28 January 2013 - 02:09 By MHLABUNZIMA MEMELA
File photo.
File photo.
Image: Gallo Images/Thinkstock

KwaZulu-Natal has launched a plan to reduce the number of deaths of people admitted to hospitals in urgent need of medical care.

For years the provincial health department has struggled to stop patients dying while waiting to be treated.

The plan was devised by the University of KwaZulu-Natal Medical School's acute care and trauma group - a multi-disciplinary coalition of specialists affiliated to the school.

Medical school head Professor Richard Hift believes the plan, which is supported by the provincial health department and the Health Professionals' Council, will bring about significant change for the better in the medical care provided in hospitals' emergency rooms.

Hift said it would lead to the standardisation of emergency medicine.

"Given the scale of the problem, it is absolutely essential that we set up a strong research and teaching programme . We will be saving money and lives, and reducing morbidity with our partner, the department of health," he said.

Hift said registrars would train in the emergency units at academic hospitals, which would also have a research function.

He said Edendale Hospital and Ngwelezana Hospital, both in Pietermaritzburg, were developing centres of excellence in emergency care.

"King Edward VIII Hospital, Durban, will be used for training registrars in trauma and acute care once its emergency care unit has been restructured.

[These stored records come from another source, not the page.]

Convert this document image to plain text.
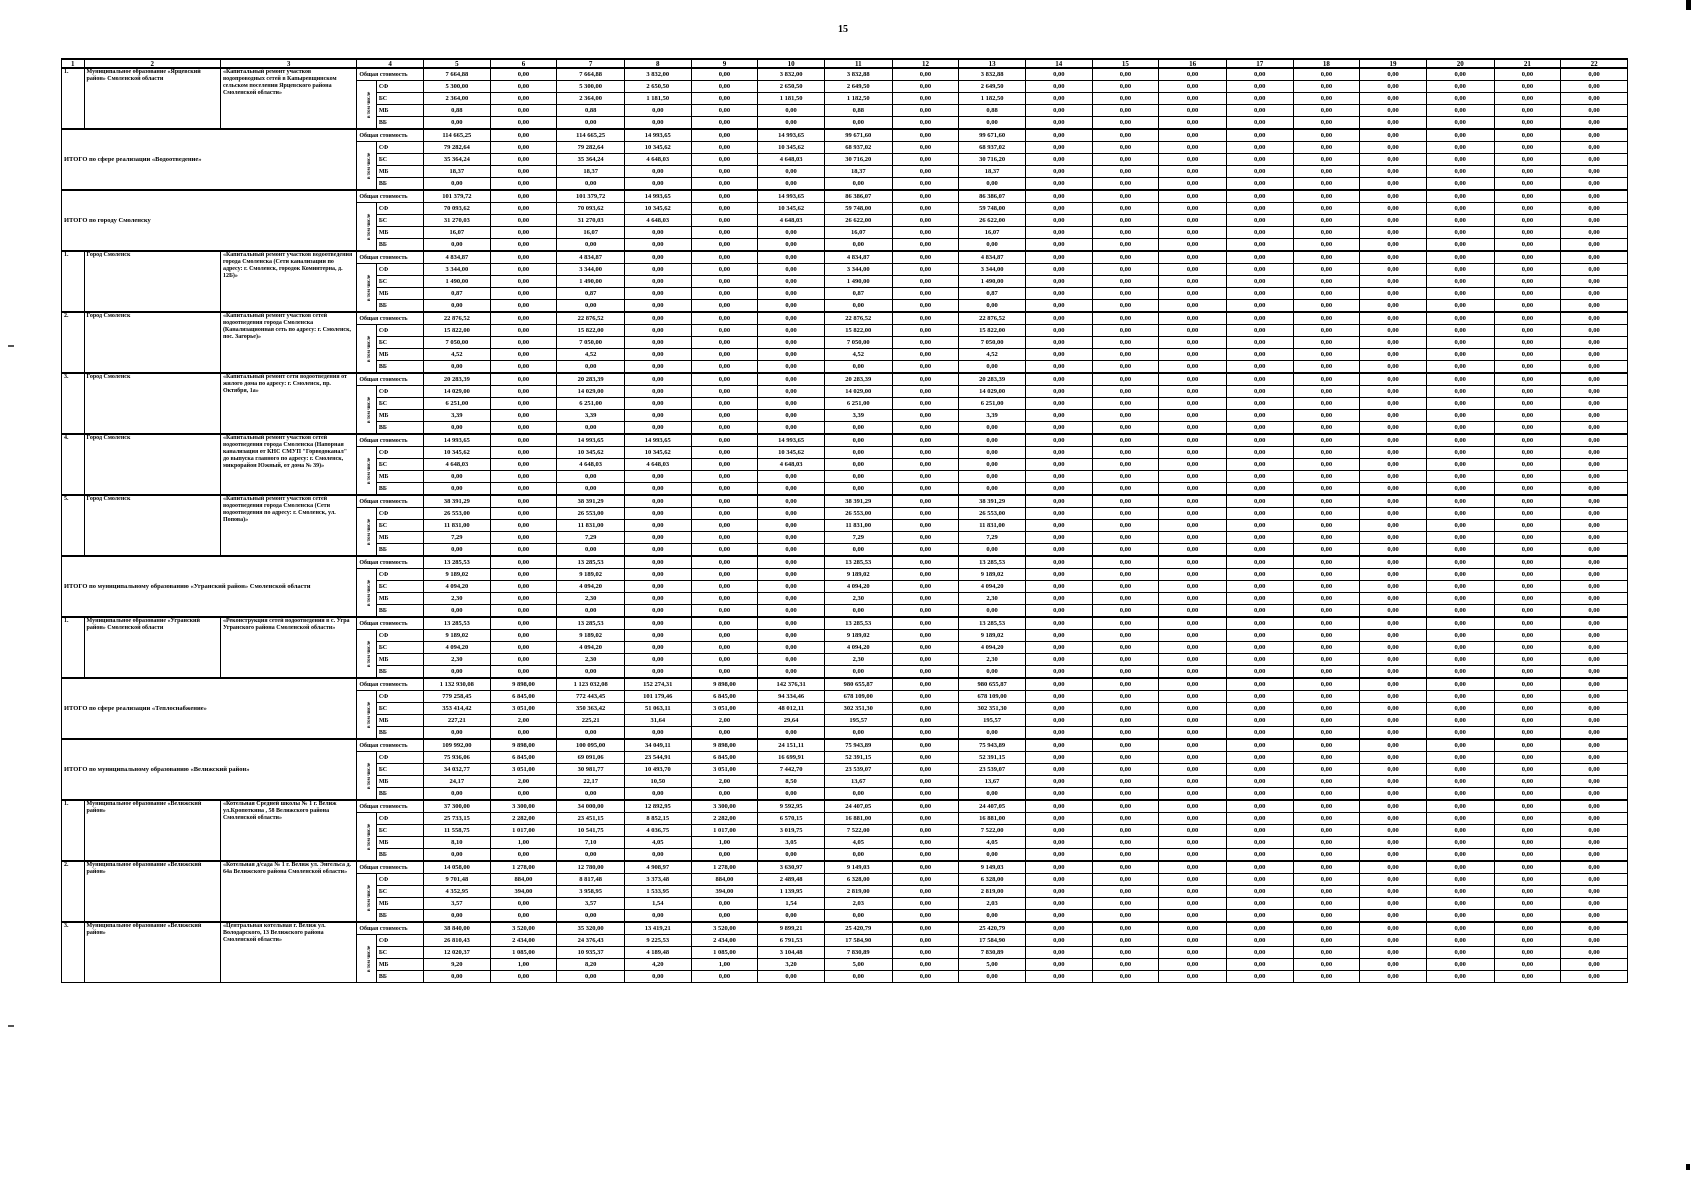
15
1	2	3	4		5	6	7	8	9	10	11	12	13	14	15	16	17	18	19	20	21	22
1.	Муниципальное образование «Ярцевский район» Смоленской области	«Капитальный ремонт участков водопроводных сетей в Капыревщинском сельском поселении Ярцевского района Смоленской области»	Общая стоимость		7 664,88	0,00	7 664,88	3 832,00	0,00	3 832,00	3 832,88	0,00	3 832,88	0,00	0,00	0,00	0,00	0,00	0,00	0,00	0,00	0,00
			в том числе	СФ	5 300,00	0,00	5 300,00	2 650,50	0,00	2 650,50	2 649,50	0,00	2 649,50	0,00	0,00	0,00	0,00	0,00	0,00	0,00	0,00	0,00
				БС	2 364,00	0,00	2 364,00	1 181,50	0,00	1 181,50	1 182,50	0,00	1 182,50	0,00	0,00	0,00	0,00	0,00	0,00	0,00	0,00	0,00
				МБ	0,88	0,00	0,88	0,00	0,00	0,00	0,88	0,00	0,88	0,00	0,00	0,00	0,00	0,00	0,00	0,00	0,00	0,00
				ВБ	0,00	0,00	0,00	0,00	0,00	0,00	0,00	0,00	0,00	0,00	0,00	0,00	0,00	0,00	0,00	0,00	0,00	0,00
ИТОГО по сфере реализации «Водоотведение»			Общая стоимость		114 665,25	0,00	114 665,25	14 993,65	0,00	14 993,65	99 671,60	0,00	99 671,60	0,00	0,00	0,00	0,00	0,00	0,00	0,00	0,00	0,00
			в том числе	СФ	79 282,64	0,00	79 282,64	10 345,62	0,00	10 345,62	68 937,02	0,00	68 937,02	0,00	0,00	0,00	0,00	0,00	0,00	0,00	0,00	0,00
				БС	35 364,24	0,00	35 364,24	4 648,03	0,00	4 648,03	30 716,20	0,00	30 716,20	0,00	0,00	0,00	0,00	0,00	0,00	0,00	0,00	0,00
				МБ	18,37	0,00	18,37	0,00	0,00	0,00	18,37	0,00	18,37	0,00	0,00	0,00	0,00	0,00	0,00	0,00	0,00	0,00
				ВБ	0,00	0,00	0,00	0,00	0,00	0,00	0,00	0,00	0,00	0,00	0,00	0,00	0,00	0,00	0,00	0,00	0,00	0,00
ИТОГО по городу Смоленску			Общая стоимость		101 379,72	0,00	101 379,72	14 993,65	0,00	14 993,65	86 386,07	0,00	86 386,07	0,00	0,00	0,00	0,00	0,00	0,00	0,00	0,00	0,00
			в том числе	СФ	70 093,62	0,00	70 093,62	10 345,62	0,00	10 345,62	59 748,00	0,00	59 748,00	0,00	0,00	0,00	0,00	0,00	0,00	0,00	0,00	0,00
				БС	31 270,03	0,00	31 270,03	4 648,03	0,00	4 648,03	26 622,00	0,00	26 622,00	0,00	0,00	0,00	0,00	0,00	0,00	0,00	0,00	0,00
				МБ	16,07	0,00	16,07	0,00	0,00	0,00	16,07	0,00	16,07	0,00	0,00	0,00	0,00	0,00	0,00	0,00	0,00	0,00
				ВБ	0,00	0,00	0,00	0,00	0,00	0,00	0,00	0,00	0,00	0,00	0,00	0,00	0,00	0,00	0,00	0,00	0,00	0,00
1.	Город Смоленск	«Капитальный ремонт участков водоотведения города Смоленска (Сети канализации по адресу: г. Смоленск, городок Коминтерна, д. 12Б)»	Общая стоимость		4 834,87	0,00	4 834,87	0,00	0,00	0,00	4 834,87	0,00	4 834,87	0,00	0,00	0,00	0,00	0,00	0,00	0,00	0,00	0,00
			в том числе	СФ	3 344,00	0,00	3 344,00	0,00	0,00	0,00	3 344,00	0,00	3 344,00	0,00	0,00	0,00	0,00	0,00	0,00	0,00	0,00	0,00
				БС	1 490,00	0,00	1 490,00	0,00	0,00	0,00	1 490,00	0,00	1 490,00	0,00	0,00	0,00	0,00	0,00	0,00	0,00	0,00	0,00
				МБ	0,87	0,00	0,87	0,00	0,00	0,00	0,87	0,00	0,87	0,00	0,00	0,00	0,00	0,00	0,00	0,00	0,00	0,00
				ВБ	0,00	0,00	0,00	0,00	0,00	0,00	0,00	0,00	0,00	0,00	0,00	0,00	0,00	0,00	0,00	0,00	0,00	0,00
2.	Город Смоленск	«Капитальный ремонт участков сетей водоотведения города Смоленска (Канализационная сеть по адресу: г. Смоленск, пос. Загорье)»	Общая стоимость		22 876,52	0,00	22 876,52	0,00	0,00	0,00	22 876,52	0,00	22 876,52	0,00	0,00	0,00	0,00	0,00	0,00	0,00	0,00	0,00
			в том числе	СФ	15 822,00	0,00	15 822,00	0,00	0,00	0,00	15 822,00	0,00	15 822,00	0,00	0,00	0,00	0,00	0,00	0,00	0,00	0,00	0,00
				БС	7 050,00	0,00	7 050,00	0,00	0,00	0,00	7 050,00	0,00	7 050,00	0,00	0,00	0,00	0,00	0,00	0,00	0,00	0,00	0,00
				МБ	4,52	0,00	4,52	0,00	0,00	0,00	4,52	0,00	4,52	0,00	0,00	0,00	0,00	0,00	0,00	0,00	0,00	0,00
				ВБ	0,00	0,00	0,00	0,00	0,00	0,00	0,00	0,00	0,00	0,00	0,00	0,00	0,00	0,00	0,00	0,00	0,00	0,00
3.	Город Смоленск	«Капитальный ремонт сети водоотведения от жилого дома по адресу: г. Смоленск, пр. Октября, 1а»	Общая стоимость		20 283,39	0,00	20 283,39	0,00	0,00	0,00	20 283,39	0,00	20 283,39	0,00	0,00	0,00	0,00	0,00	0,00	0,00	0,00	0,00
			в том числе	СФ	14 029,00	0,00	14 029,00	0,00	0,00	0,00	14 029,00	0,00	14 029,00	0,00	0,00	0,00	0,00	0,00	0,00	0,00	0,00	0,00
				БС	6 251,00	0,00	6 251,00	0,00	0,00	0,00	6 251,00	0,00	6 251,00	0,00	0,00	0,00	0,00	0,00	0,00	0,00	0,00	0,00
				МБ	3,39	0,00	3,39	0,00	0,00	0,00	3,39	0,00	3,39	0,00	0,00	0,00	0,00	0,00	0,00	0,00	0,00	0,00
				ВБ	0,00	0,00	0,00	0,00	0,00	0,00	0,00	0,00	0,00	0,00	0,00	0,00	0,00	0,00	0,00	0,00	0,00	0,00
4.	Город Смоленск	«Капитальный ремонт участков сетей водоотведения города Смоленска (Напорная канализация от КНС СМУП "Горводоканал" до выпуска главного по адресу: г. Смоленск, микрорайон Южный, от дома № 39)»	Общая стоимость		14 993,65	0,00	14 993,65	14 993,65	0,00	14 993,65	0,00	0,00	0,00	0,00	0,00	0,00	0,00	0,00	0,00	0,00	0,00	0,00
			в том числе	СФ	10 345,62	0,00	10 345,62	10 345,62	0,00	10 345,62	0,00	0,00	0,00	0,00	0,00	0,00	0,00	0,00	0,00	0,00	0,00	0,00
				БС	4 648,03	0,00	4 648,03	4 648,03	0,00	4 648,03	0,00	0,00	0,00	0,00	0,00	0,00	0,00	0,00	0,00	0,00	0,00	0,00
				МБ	0,00	0,00	0,00	0,00	0,00	0,00	0,00	0,00	0,00	0,00	0,00	0,00	0,00	0,00	0,00	0,00	0,00	0,00
				ВБ	0,00	0,00	0,00	0,00	0,00	0,00	0,00	0,00	0,00	0,00	0,00	0,00	0,00	0,00	0,00	0,00	0,00	0,00
5.	Город Смоленск	«Капитальный ремонт участков сетей водоотведения города Смоленска (Сети водоотведения по адресу: г. Смоленск, ул. Попова)»	Общая стоимость		38 391,29	0,00	38 391,29	0,00	0,00	0,00	38 391,29	0,00	38 391,29	0,00	0,00	0,00	0,00	0,00	0,00	0,00	0,00	0,00
			в том числе	СФ	26 553,00	0,00	26 553,00	0,00	0,00	0,00	26 553,00	0,00	26 553,00	0,00	0,00	0,00	0,00	0,00	0,00	0,00	0,00	0,00
				БС	11 831,00	0,00	11 831,00	0,00	0,00	0,00	11 831,00	0,00	11 831,00	0,00	0,00	0,00	0,00	0,00	0,00	0,00	0,00	0,00
				МБ	7,29	0,00	7,29	0,00	0,00	0,00	7,29	0,00	7,29	0,00	0,00	0,00	0,00	0,00	0,00	0,00	0,00	0,00
				ВБ	0,00	0,00	0,00	0,00	0,00	0,00	0,00	0,00	0,00	0,00	0,00	0,00	0,00	0,00	0,00	0,00	0,00	0,00
ИТОГО по муниципальному образованию «Угранский район» Смоленской области			Общая стоимость		13 285,53	0,00	13 285,53	0,00	0,00	0,00	13 285,53	0,00	13 285,53	0,00	0,00	0,00	0,00	0,00	0,00	0,00	0,00	0,00
			в том числе	СФ	9 189,02	0,00	9 189,02	0,00	0,00	0,00	9 189,02	0,00	9 189,02	0,00	0,00	0,00	0,00	0,00	0,00	0,00	0,00	0,00
				БС	4 094,20	0,00	4 094,20	0,00	0,00	0,00	4 094,20	0,00	4 094,20	0,00	0,00	0,00	0,00	0,00	0,00	0,00	0,00	0,00
				МБ	2,30	0,00	2,30	0,00	0,00	0,00	2,30	0,00	2,30	0,00	0,00	0,00	0,00	0,00	0,00	0,00	0,00	0,00
				ВБ	0,00	0,00	0,00	0,00	0,00	0,00	0,00	0,00	0,00	0,00	0,00	0,00	0,00	0,00	0,00	0,00	0,00	0,00
1.	Муниципальное образование «Угранский район» Смоленской области	«Реконструкция сетей водоотведения в с. Угра Угранского района Смоленской области»	Общая стоимость		13 285,53	0,00	13 285,53	0,00	0,00	0,00	13 285,53	0,00	13 285,53	0,00	0,00	0,00	0,00	0,00	0,00	0,00	0,00	0,00
			в том числе	СФ	9 189,02	0,00	9 189,02	0,00	0,00	0,00	9 189,02	0,00	9 189,02	0,00	0,00	0,00	0,00	0,00	0,00	0,00	0,00	0,00
				БС	4 094,20	0,00	4 094,20	0,00	0,00	0,00	4 094,20	0,00	4 094,20	0,00	0,00	0,00	0,00	0,00	0,00	0,00	0,00	0,00
				МБ	2,30	0,00	2,30	0,00	0,00	0,00	2,30	0,00	2,30	0,00	0,00	0,00	0,00	0,00	0,00	0,00	0,00	0,00
				ВБ	0,00	0,00	0,00	0,00	0,00	0,00	0,00	0,00	0,00	0,00	0,00	0,00	0,00	0,00	0,00	0,00	0,00	0,00
ИТОГО по сфере реализации «Теплоснабжение»			Общая стоимость		1 132 930,08	9 898,00	1 123 032,08	152 274,31	9 898,00	142 376,31	980 655,87	0,00	980 655,87	0,00	0,00	0,00	0,00	0,00	0,00	0,00	0,00	0,00
			в том числе	СФ	779 258,45	6 845,00	772 443,45	101 179,46	6 845,00	94 334,46	678 109,00	0,00	678 109,00	0,00	0,00	0,00	0,00	0,00	0,00	0,00	0,00	0,00
				БС	353 414,42	3 051,00	350 363,42	51 063,11	3 051,00	48 012,11	302 351,30	0,00	302 351,30	0,00	0,00	0,00	0,00	0,00	0,00	0,00	0,00	0,00
				МБ	227,21	2,00	225,21	31,64	2,00	29,64	195,57	0,00	195,57	0,00	0,00	0,00	0,00	0,00	0,00	0,00	0,00	0,00
				ВБ	0,00	0,00	0,00	0,00	0,00	0,00	0,00	0,00	0,00	0,00	0,00	0,00	0,00	0,00	0,00	0,00	0,00	0,00
ИТОГО по муниципальному образованию «Велижский район»			Общая стоимость		109 992,00	9 898,00	100 095,00	34 049,11	9 898,00	24 151,11	75 943,89	0,00	75 943,89	0,00	0,00	0,00	0,00	0,00	0,00	0,00	0,00	0,00
			в том числе	СФ	75 936,06	6 845,00	69 091,06	23 544,91	6 845,00	16 699,91	52 391,15	0,00	52 391,15	0,00	0,00	0,00	0,00	0,00	0,00	0,00	0,00	0,00
				БС	34 032,77	3 051,00	30 981,77	10 493,70	3 051,00	7 442,70	23 539,07	0,00	23 539,07	0,00	0,00	0,00	0,00	0,00	0,00	0,00	0,00	0,00
				МБ	24,17	2,00	22,17	10,50	2,00	8,50	13,67	0,00	13,67	0,00	0,00	0,00	0,00	0,00	0,00	0,00	0,00	0,00
				ВБ	0,00	0,00	0,00	0,00	0,00	0,00	0,00	0,00	0,00	0,00	0,00	0,00	0,00	0,00	0,00	0,00	0,00	0,00
1.	Муниципальное образование «Велижский район»	«Котельная Средней школы № 1 г. Велиж ул.Кропоткина , 58 Велижского района Смоленской области»	Общая стоимость		37 300,00	3 300,00	34 000,00	12 892,95	3 300,00	9 592,95	24 407,05	0,00	24 407,05	0,00	0,00	0,00	0,00	0,00	0,00	0,00	0,00	0,00
			в том числе	СФ	25 733,15	2 282,00	23 451,15	8 852,15	2 282,00	6 570,15	16 881,00	0,00	16 881,00	0,00	0,00	0,00	0,00	0,00	0,00	0,00	0,00	0,00
				БС	11 558,75	1 017,00	10 541,75	4 036,75	1 017,00	3 019,75	7 522,00	0,00	7 522,00	0,00	0,00	0,00	0,00	0,00	0,00	0,00	0,00	0,00
				МБ	8,10	1,00	7,10	4,05	1,00	3,05	4,05	0,00	4,05	0,00	0,00	0,00	0,00	0,00	0,00	0,00	0,00	0,00
				ВБ	0,00	0,00	0,00	0,00	0,00	0,00	0,00	0,00	0,00	0,00	0,00	0,00	0,00	0,00	0,00	0,00	0,00	0,00
2.	Муниципальное образование «Велижский район»	«Котельная д/сада № 1 г. Велиж ул. Энгельса д. 64а Велижского района Смоленской области»	Общая стоимость		14 058,00	1 278,00	12 780,00	4 908,97	1 278,00	3 630,97	9 149,03	0,00	9 149,03	0,00	0,00	0,00	0,00	0,00	0,00	0,00	0,00	0,00
			в том числе	СФ	9 701,48	884,00	8 817,48	3 373,48	884,00	2 489,48	6 328,00	0,00	6 328,00	0,00	0,00	0,00	0,00	0,00	0,00	0,00	0,00	0,00
				БС	4 352,95	394,00	3 958,95	1 533,95	394,00	1 139,95	2 819,00	0,00	2 819,00	0,00	0,00	0,00	0,00	0,00	0,00	0,00	0,00	0,00
				МБ	3,57	0,00	3,57	1,54	0,00	1,54	2,03	0,00	2,03	0,00	0,00	0,00	0,00	0,00	0,00	0,00	0,00	0,00
				ВБ	0,00	0,00	0,00	0,00	0,00	0,00	0,00	0,00	0,00	0,00	0,00	0,00	0,00	0,00	0,00	0,00	0,00	0,00
3.	Муниципальное образование «Велижский район»	«Центральная котельная г. Велиж ул. Володарского, 13 Велижского района Смоленской области»	Общая стоимость		38 840,00	3 520,00	35 320,00	13 419,21	3 520,00	9 899,21	25 420,79	0,00	25 420,79	0,00	0,00	0,00	0,00	0,00	0,00	0,00	0,00	0,00
			в том числе	СФ	26 810,43	2 434,00	24 376,43	9 225,53	2 434,00	6 791,53	17 584,90	0,00	17 584,90	0,00	0,00	0,00	0,00	0,00	0,00	0,00	0,00	0,00
				БС	12 020,37	1 085,00	10 935,37	4 189,48	1 085,00	3 104,48	7 830,89	0,00	7 830,89	0,00	0,00	0,00	0,00	0,00	0,00	0,00	0,00	0,00
				МБ	9,20	1,00	8,20	4,20	1,00	3,20	5,00	0,00	5,00	0,00	0,00	0,00	0,00	0,00	0,00	0,00	0,00	0,00
				ВБ	0,00	0,00	0,00	0,00	0,00	0,00	0,00	0,00	0,00	0,00	0,00	0,00	0,00	0,00	0,00	0,00	0,00	0,00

"At the moment, Inkosi Albert Luthuli Central Hospital is the only one in the province that has a specialised trauma unit," he said.

The head of Ngwelezane Hospital's trauma unit, Dr Darryll Wood, said provincial hospitals needed restructuring of their casualty units, especially in respect of specialist input.

He said the emergency units of many hospitals were often disorderly.

"One of the initiative's objectives will be to implement a safe and simple system that works."

Wood said emergency medicine covered all emergency conditions affecting patients who were acutely ill, "whether they are physically injured or need emergency care for life-threatening conditions such as heart attacks, kidney failure or asthma".

"Ultimately, junior doctors and nurses working in hospital casualty units will be overseen by doctors who have specialised training in [dealing with] trauma and providing acute care."